1. Kendilerini mutlu edecek yaşamı elde etmelerini sağlamak,
2. Karşılık beklemeden sevmeyi öğrenmek.

İnsanın kendisini mutlu edecek yaşamı elde etmesi, esasen kolay bir süreç değil. Mutlu olabilmek, bir yetenek aslında. Bazı insanlar, en boktan durumlarda bile mutlu olabilmeyi başarırlar. Fakat herkesin, onu mutlu edecek bir şeylere ihtiyacı vardır. Boktan durumda mutlu olabilme yetisini kimseye kazandıramam ama boktan durumdan çıkmanın tek yolunun sistemli bir şekilde çok çalışmaktan geçtiğini söyleyebilirim.

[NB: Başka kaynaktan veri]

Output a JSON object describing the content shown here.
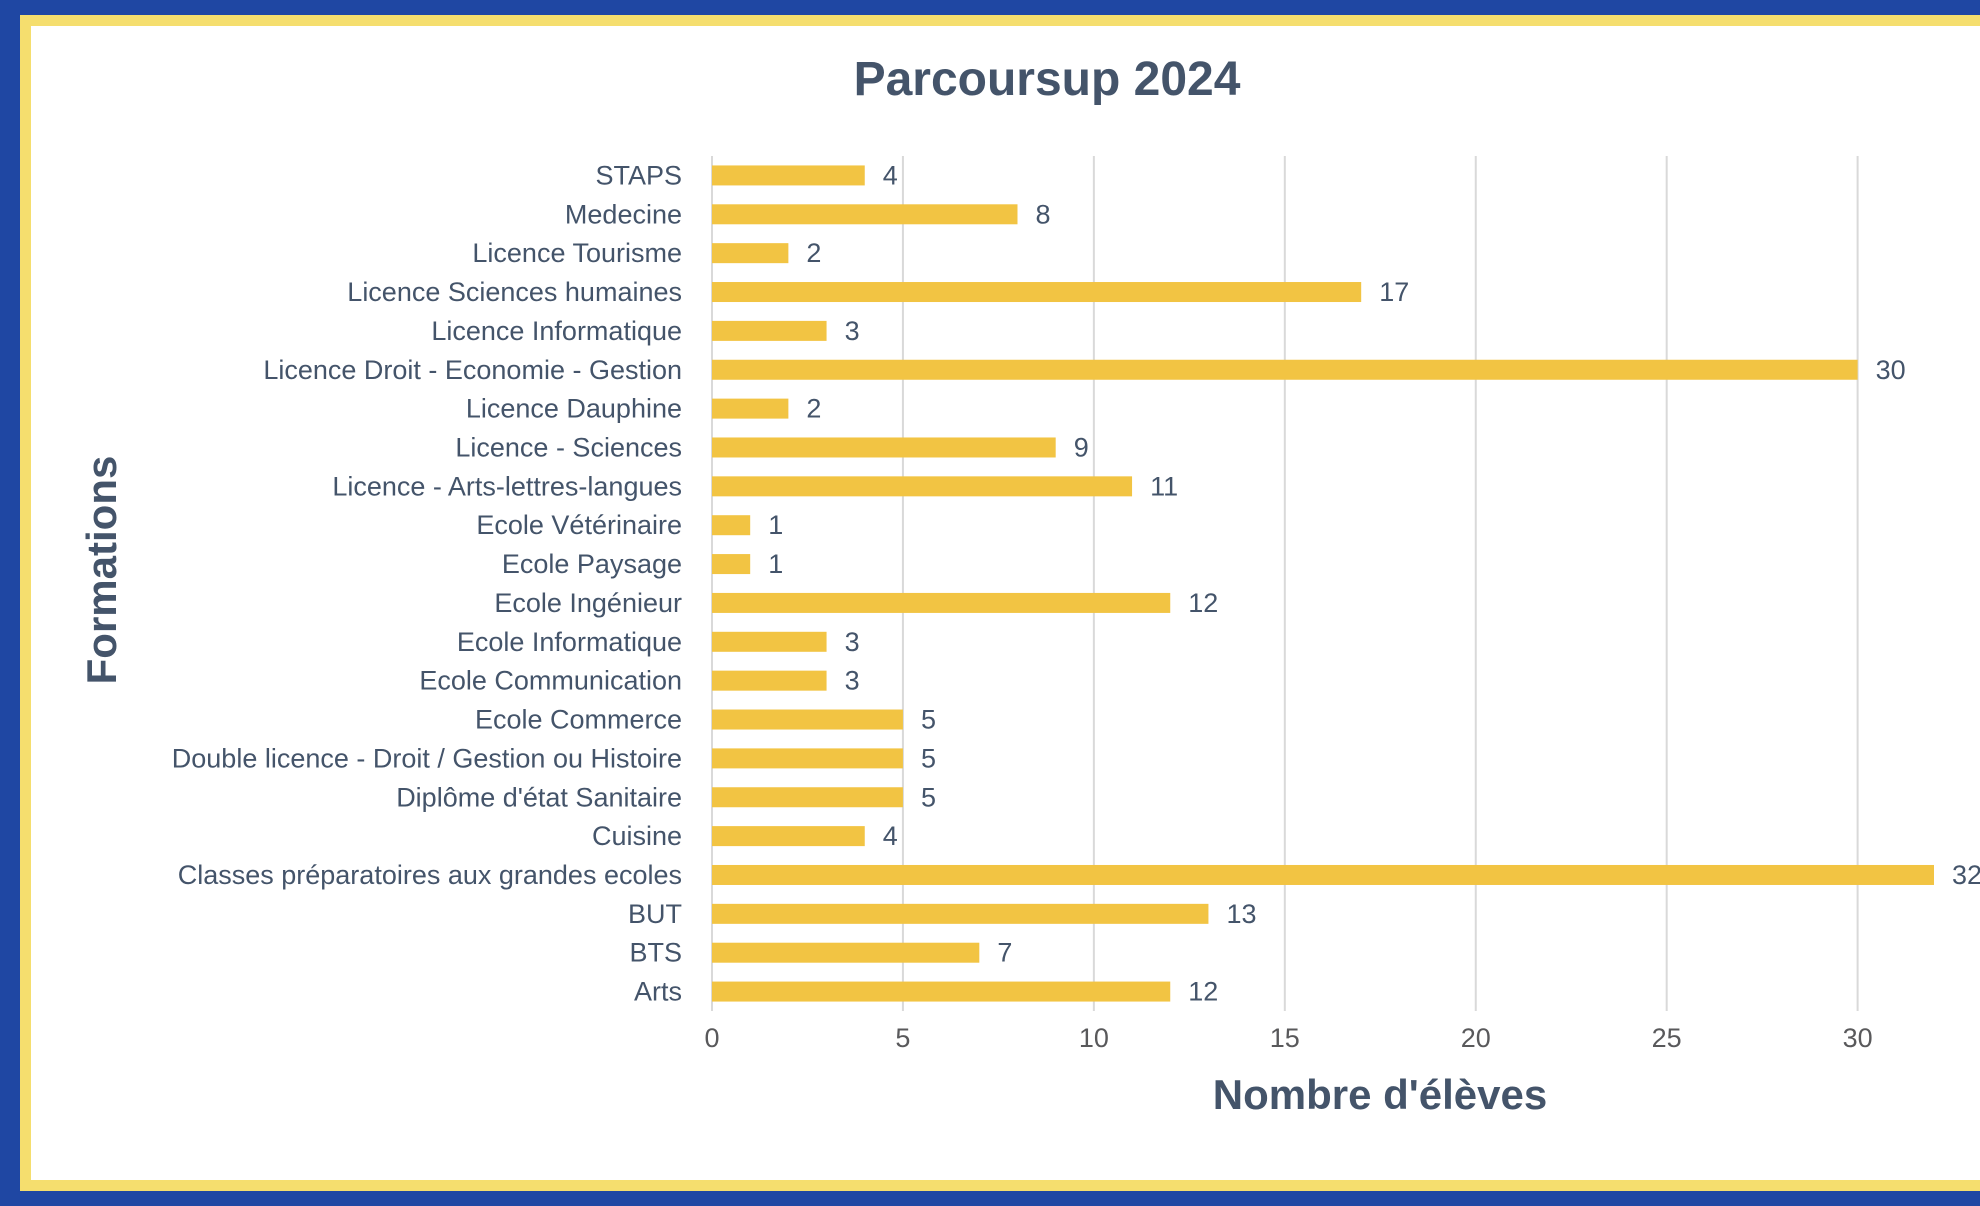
{
  "chart_data": {
    "type": "bar",
    "orientation": "horizontal",
    "title": "Parcoursup 2024",
    "xlabel": "Nombre d'élèves",
    "ylabel": "Formations",
    "xlim": [
      0,
      32
    ],
    "x_ticks": [
      "0",
      "5",
      "10",
      "15",
      "20",
      "25",
      "30"
    ],
    "grid": true,
    "bar_color": "#f2c443",
    "categories": [
      "STAPS",
      "Medecine",
      "Licence Tourisme",
      "Licence Sciences humaines",
      "Licence Informatique",
      "Licence Droit - Economie - Gestion",
      "Licence Dauphine",
      "Licence - Sciences",
      "Licence - Arts-lettres-langues",
      "Ecole Vétérinaire",
      "Ecole Paysage",
      "Ecole Ingénieur",
      "Ecole Informatique",
      "Ecole Communication",
      "Ecole Commerce",
      "Double licence - Droit / Gestion ou Histoire",
      "Diplôme d'état Sanitaire",
      "Cuisine",
      "Classes préparatoires aux grandes ecoles",
      "BUT",
      "BTS",
      "Arts"
    ],
    "values": [
      4,
      8,
      2,
      17,
      3,
      30,
      2,
      9,
      11,
      1,
      1,
      12,
      3,
      3,
      5,
      5,
      5,
      4,
      32,
      13,
      7,
      12
    ]
  },
  "colors": {
    "outer_border": "#1f47a3",
    "inner_border": "#f5de6e",
    "text": "#44546a"
  }
}
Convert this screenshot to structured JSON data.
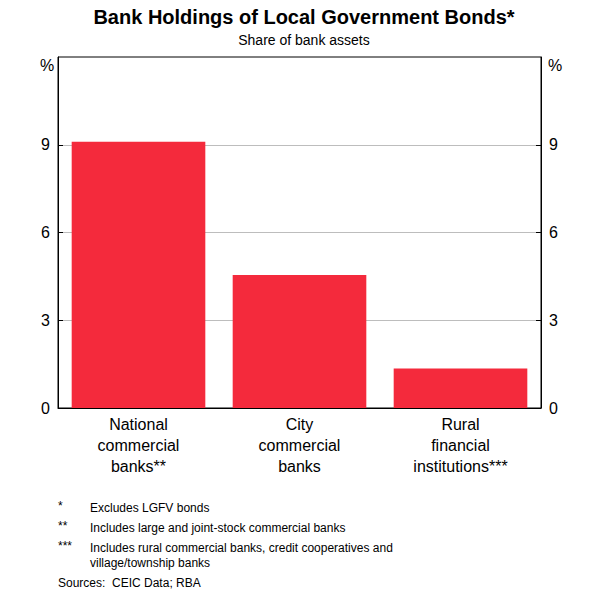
{
  "chart_data": {
    "type": "bar",
    "title": "Bank Holdings of Local Government Bonds*",
    "subtitle": "Share of bank assets",
    "y_unit": "%",
    "categories": [
      "National\ncommercial\nbanks**",
      "City\ncommercial\nbanks",
      "Rural\nfinancial\ninstitutions***"
    ],
    "values": [
      9.1,
      4.55,
      1.35
    ],
    "color": "#f42a3c",
    "ylim": [
      0,
      12
    ],
    "yticks": [
      0,
      3,
      6,
      9
    ],
    "grid": true,
    "notes": [
      {
        "marker": "*",
        "text": "Excludes LGFV bonds"
      },
      {
        "marker": "**",
        "text": "Includes large and joint-stock commercial banks"
      },
      {
        "marker": "***",
        "text": "Includes rural commercial banks, credit cooperatives and\nvillage/township banks"
      }
    ],
    "sources": "Sources:  CEIC Data; RBA"
  }
}
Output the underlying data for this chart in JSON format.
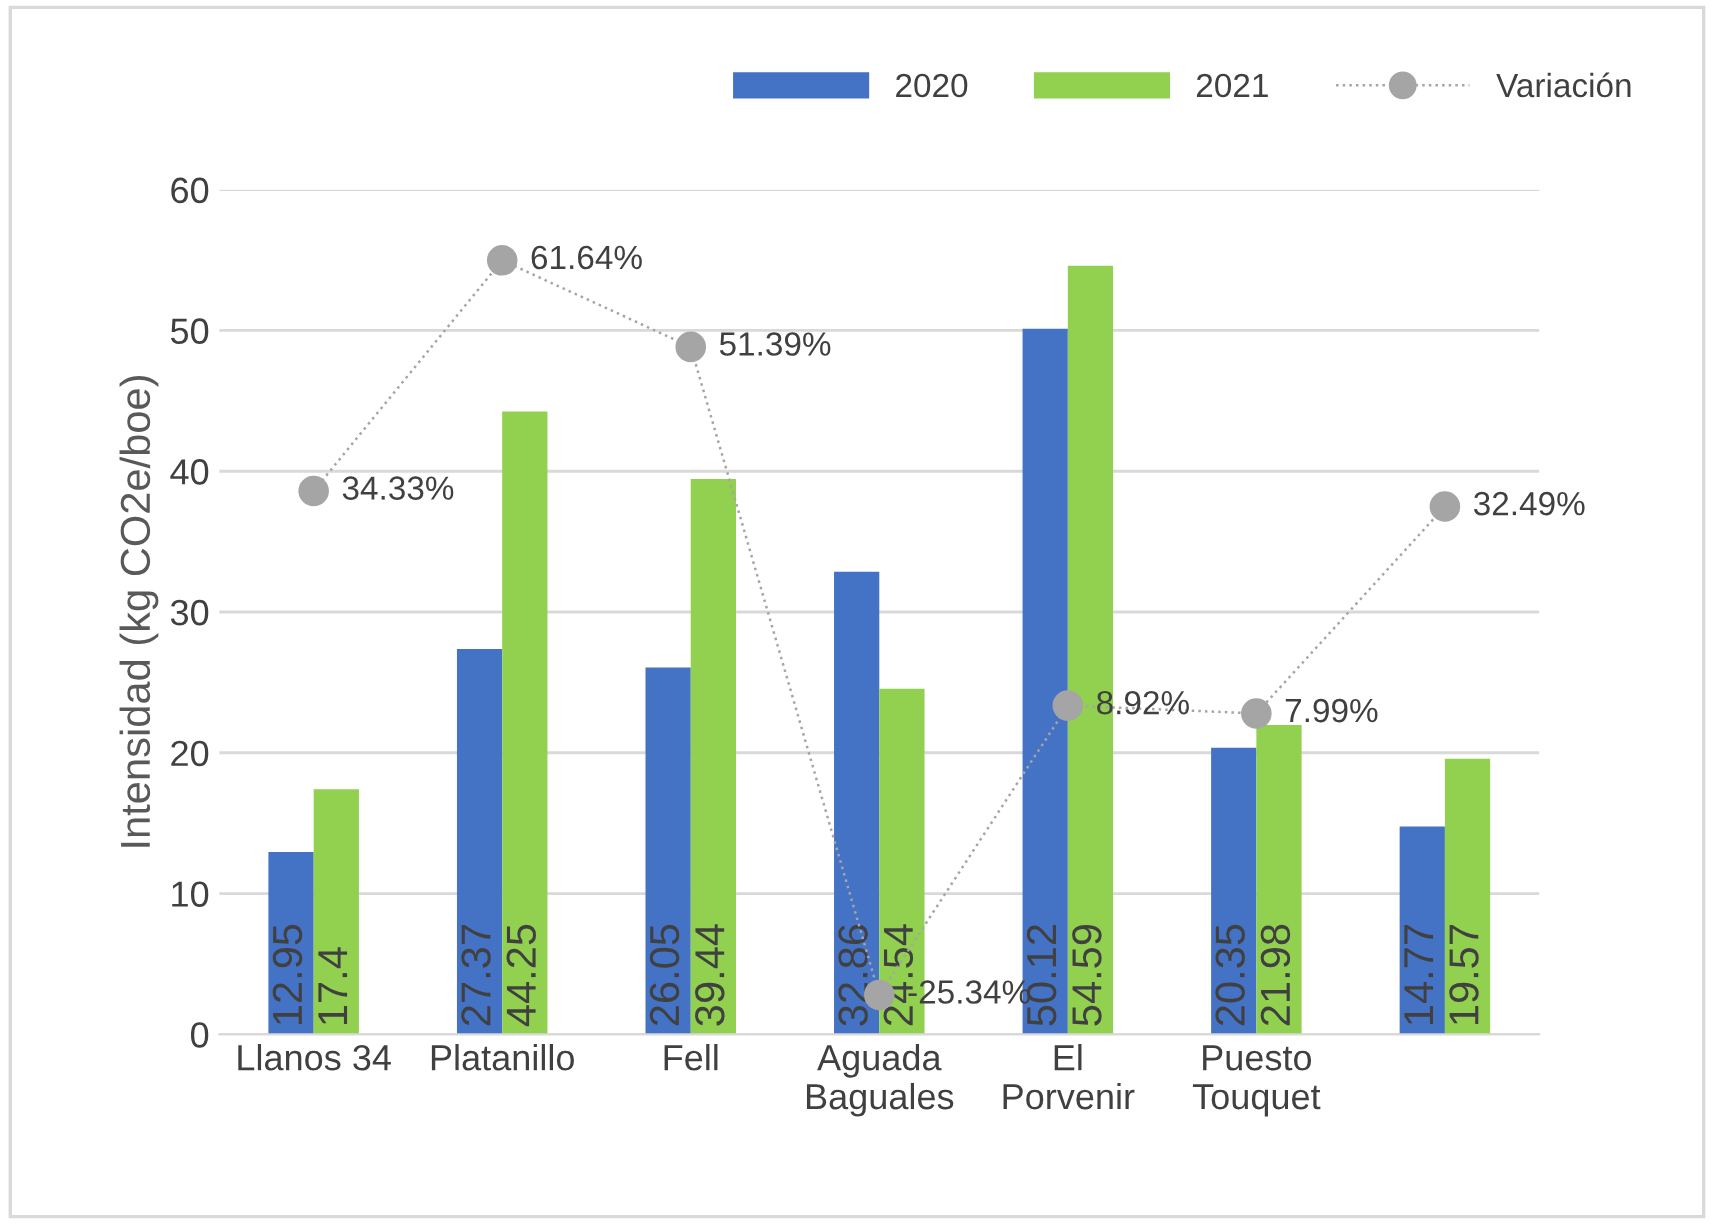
{
  "chart_data": {
    "type": "bar",
    "ylabel": "Intensidad (kg CO2e/boe)",
    "categories": [
      "Llanos 34",
      "Platanillo",
      "Fell",
      "Aguada\nBaguales",
      "El\nPorvenir",
      "Puesto\nTouquet",
      null
    ],
    "series": [
      {
        "name": "2020",
        "color": "#4472c4",
        "values": [
          12.95,
          27.37,
          26.05,
          32.86,
          50.12,
          20.35,
          14.77
        ],
        "value_labels": [
          "12.95",
          "27.37",
          "26.05",
          "32.86",
          "50.12",
          "20.35",
          "14.77"
        ]
      },
      {
        "name": "2021",
        "color": "#92d050",
        "values": [
          17.4,
          44.25,
          39.44,
          24.54,
          54.59,
          21.98,
          19.57
        ],
        "value_labels": [
          "17.4",
          "44.25",
          "39.44",
          "24.54",
          "54.59",
          "21.98",
          "19.57"
        ]
      },
      {
        "name": "Variación",
        "type": "line",
        "axis": "y2",
        "color": "#a5a5a5",
        "marker": "circle",
        "line_style": "dotted",
        "values": [
          34.33,
          61.64,
          51.39,
          -25.34,
          8.92,
          7.99,
          32.49
        ],
        "value_labels": [
          "34.33%",
          "61.64%",
          "51.39%",
          "-25.34%",
          "8.92%",
          "7.99%",
          "32.49%"
        ]
      }
    ],
    "ylim": [
      0,
      60
    ],
    "yticks": [
      0,
      10,
      20,
      30,
      40,
      50,
      60
    ],
    "y2lim": [
      -30,
      70
    ],
    "tick_labels": "xy",
    "grid": "y",
    "legend": "top right"
  }
}
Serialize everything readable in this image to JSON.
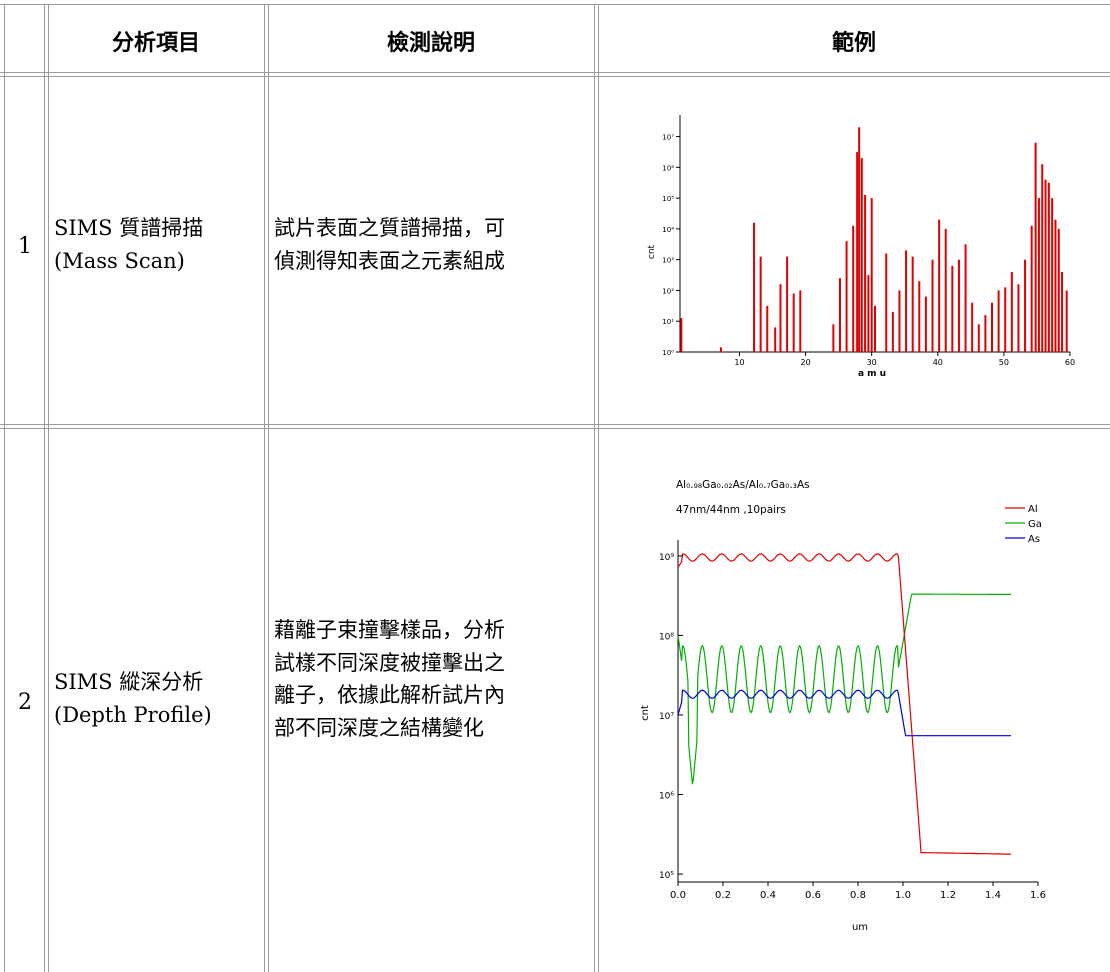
{
  "table": {
    "headers": [
      "分析項目",
      "檢測說明",
      "範例"
    ],
    "rows": [
      {
        "index": "1",
        "item_line1": "SIMS 質譜掃描",
        "item_line2": "(Mass Scan)",
        "desc_lines": [
          "試片表面之質譜掃描，可",
          "偵測得知表面之元素組成"
        ]
      },
      {
        "index": "2",
        "item_line1": "SIMS 縱深分析",
        "item_line2": "(Depth Profile)",
        "desc_lines": [
          "藉離子束撞擊樣品，分析",
          "試樣不同深度被撞擊出之",
          "離子，依據此解析試片內",
          "部不同深度之結構變化"
        ]
      }
    ]
  },
  "chart_data": [
    {
      "type": "bar",
      "xlabel": "a m u",
      "ylabel": "cnt",
      "xticks": [
        "10",
        "20",
        "30",
        "40",
        "50",
        "60"
      ],
      "yticks": [
        "10⁰",
        "10¹",
        "10²",
        "10³",
        "10⁴",
        "10⁵",
        "10⁶",
        "10⁷"
      ],
      "xlim": [
        1,
        60
      ],
      "ylim_log10": [
        0,
        7.7
      ],
      "color": "#e00000",
      "points": [
        [
          1.2,
          1.1
        ],
        [
          7.2,
          0.15
        ],
        [
          12.2,
          4.2
        ],
        [
          13.2,
          3.1
        ],
        [
          14.2,
          1.5
        ],
        [
          15.4,
          0.8
        ],
        [
          16.2,
          2.2
        ],
        [
          17.2,
          3.1
        ],
        [
          18.2,
          1.9
        ],
        [
          19.2,
          2.0
        ],
        [
          24.2,
          0.9
        ],
        [
          25.2,
          2.4
        ],
        [
          26.2,
          3.6
        ],
        [
          27.2,
          4.1
        ],
        [
          27.8,
          6.5
        ],
        [
          28.1,
          7.3
        ],
        [
          28.5,
          6.3
        ],
        [
          29.0,
          5.1
        ],
        [
          29.5,
          2.5
        ],
        [
          30.0,
          5.0
        ],
        [
          30.5,
          1.5
        ],
        [
          32.2,
          3.2
        ],
        [
          33.2,
          1.3
        ],
        [
          34.2,
          2.0
        ],
        [
          35.2,
          3.3
        ],
        [
          36.2,
          3.1
        ],
        [
          37.2,
          2.3
        ],
        [
          38.2,
          1.8
        ],
        [
          39.2,
          3.0
        ],
        [
          40.2,
          4.3
        ],
        [
          41.2,
          4.0
        ],
        [
          42.2,
          2.8
        ],
        [
          43.2,
          3.0
        ],
        [
          44.2,
          3.5
        ],
        [
          45.2,
          1.6
        ],
        [
          46.2,
          0.9
        ],
        [
          47.2,
          1.2
        ],
        [
          48.2,
          1.6
        ],
        [
          49.2,
          2.0
        ],
        [
          50.2,
          2.1
        ],
        [
          51.2,
          2.6
        ],
        [
          52.2,
          2.2
        ],
        [
          53.2,
          3.0
        ],
        [
          54.2,
          4.1
        ],
        [
          54.8,
          6.8
        ],
        [
          55.3,
          5.0
        ],
        [
          55.8,
          6.1
        ],
        [
          56.3,
          5.6
        ],
        [
          56.8,
          5.5
        ],
        [
          57.3,
          5.0
        ],
        [
          57.8,
          4.3
        ],
        [
          58.3,
          4.0
        ],
        [
          58.8,
          2.6
        ],
        [
          59.5,
          2.0
        ]
      ]
    },
    {
      "type": "line",
      "title": "Al₀.₉₈Ga₀.₀₂As/Al₀.₇Ga₀.₃As",
      "subtitle": "47nm/44nm ,10pairs",
      "xlabel": "um",
      "ylabel": "cnt",
      "xticks": [
        "0.0",
        "0.2",
        "0.4",
        "0.6",
        "0.8",
        "1.0",
        "1.2",
        "1.4",
        "1.6"
      ],
      "yticks": [
        "10⁵",
        "10⁶",
        "10⁷",
        "10⁸",
        "10⁹"
      ],
      "xlim": [
        0,
        1.6
      ],
      "ylim_log10": [
        4.9,
        9.2
      ],
      "legend_position": "top-right",
      "series": [
        {
          "name": "Al",
          "color": "#e00000"
        },
        {
          "name": "Ga",
          "color": "#00b000"
        },
        {
          "name": "As",
          "color": "#0000e0"
        }
      ]
    }
  ]
}
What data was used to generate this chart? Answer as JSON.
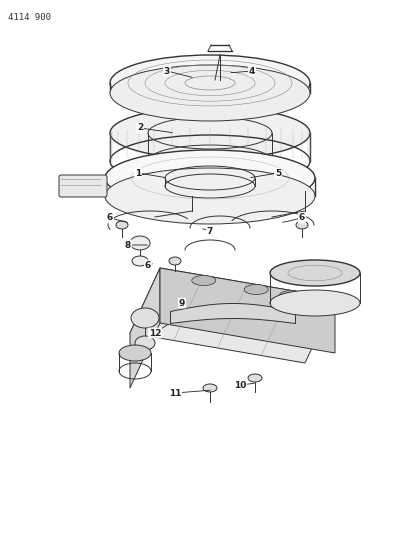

Evet, hayatın gerçeği bu. İlkin kendimizi mutlu edecek şeyleri belirlemeli, daha sonra bu "şey" her ne ise, onu elde edebilmek için bir plan dahilinde, sistematik bir şekilde çalışmalıyız. Bu elde etme süreci uzun bir süreç. Konuyu daha sonra dağıtırım ama şimdi öze dönelim: öğrencilerim. Bu insanlar bir sınava hazırlanıyorlar, peki bu sınav nedir, hazırlandıkları sınavın hayatlarının neresinde durduğunu gerçekten ne kadar anlayabiliyorlar? Ben o yaşlardayken pek anlamıyordum, kimse de klişeleşmiş "hayatınızın dönüm noktası" lafından öteye bir şey anlatmadı, anlatsalardı anlar mıydım, dinler miydim onu da bilmiyorum ya neyse.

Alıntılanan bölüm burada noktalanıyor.